In the Q and A section of the most recent issue, a reader asked why Highlights never provides the answers to the “What’s Wrong?” puzzles. Here was the magazine’s reply:
We don’t provide answers for these scenes because what seems silly to one person may not seem silly to another. For example, a person wearing a space suit on the subway may seem wrong to one kid, but another might say, “That could be a person on the way to a costume party!”
Is this not the most brilliant answer to everything that is wrong with accountability in public education today? I don’t know about you, but I am ready for the editors and writers of Highlights to take the reins of the Department of Education. This ridiculous focus on standardized assessments as the primary focus on student achievement has led to school leaders and teachers teaching to the test and forgoing what they know is best for kids.
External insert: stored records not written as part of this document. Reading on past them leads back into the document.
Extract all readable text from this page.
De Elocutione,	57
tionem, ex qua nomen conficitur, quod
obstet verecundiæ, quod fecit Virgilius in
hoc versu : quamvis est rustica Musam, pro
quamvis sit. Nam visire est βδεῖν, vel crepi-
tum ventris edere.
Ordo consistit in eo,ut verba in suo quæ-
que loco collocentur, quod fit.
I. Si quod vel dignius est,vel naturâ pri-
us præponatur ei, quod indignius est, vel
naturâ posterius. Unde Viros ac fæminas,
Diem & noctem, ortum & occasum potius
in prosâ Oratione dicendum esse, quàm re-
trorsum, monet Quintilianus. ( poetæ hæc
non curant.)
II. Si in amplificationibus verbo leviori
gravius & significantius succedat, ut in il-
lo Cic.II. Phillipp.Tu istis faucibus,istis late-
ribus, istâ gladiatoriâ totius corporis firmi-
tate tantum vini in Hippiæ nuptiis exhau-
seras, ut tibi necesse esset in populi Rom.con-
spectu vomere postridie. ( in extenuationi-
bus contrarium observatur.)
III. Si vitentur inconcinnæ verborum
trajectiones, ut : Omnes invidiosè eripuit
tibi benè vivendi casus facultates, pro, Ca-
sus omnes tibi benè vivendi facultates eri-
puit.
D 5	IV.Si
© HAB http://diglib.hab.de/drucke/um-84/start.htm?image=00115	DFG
Like Highlights motto, we can also have fun with a purpose. There is no reason to wait for the political climate to change to make this happen. Teach with intention. Bring in authentic texts. Avoid cookie cutter curriculum that assumes some random publisher or expert is a better teacher than you. Ask open-ended questions and celebrate divergent thinking. Speak up to your school leaders and ask how the current district initiatives are benefiting students now and in the future, both academically and as people. Even though I place blame on the powers that be, I refuse to use it as an excuse for not teaching well.
I’ll end this rant with how Highlights closed out their response to the young person who wondered why the answers weren’t provided for their puzzles:
Look closely at the “What’s Wrong?” puzzles, compare what you see to what you know, think creatively – and have fun! What’s silly is up to you.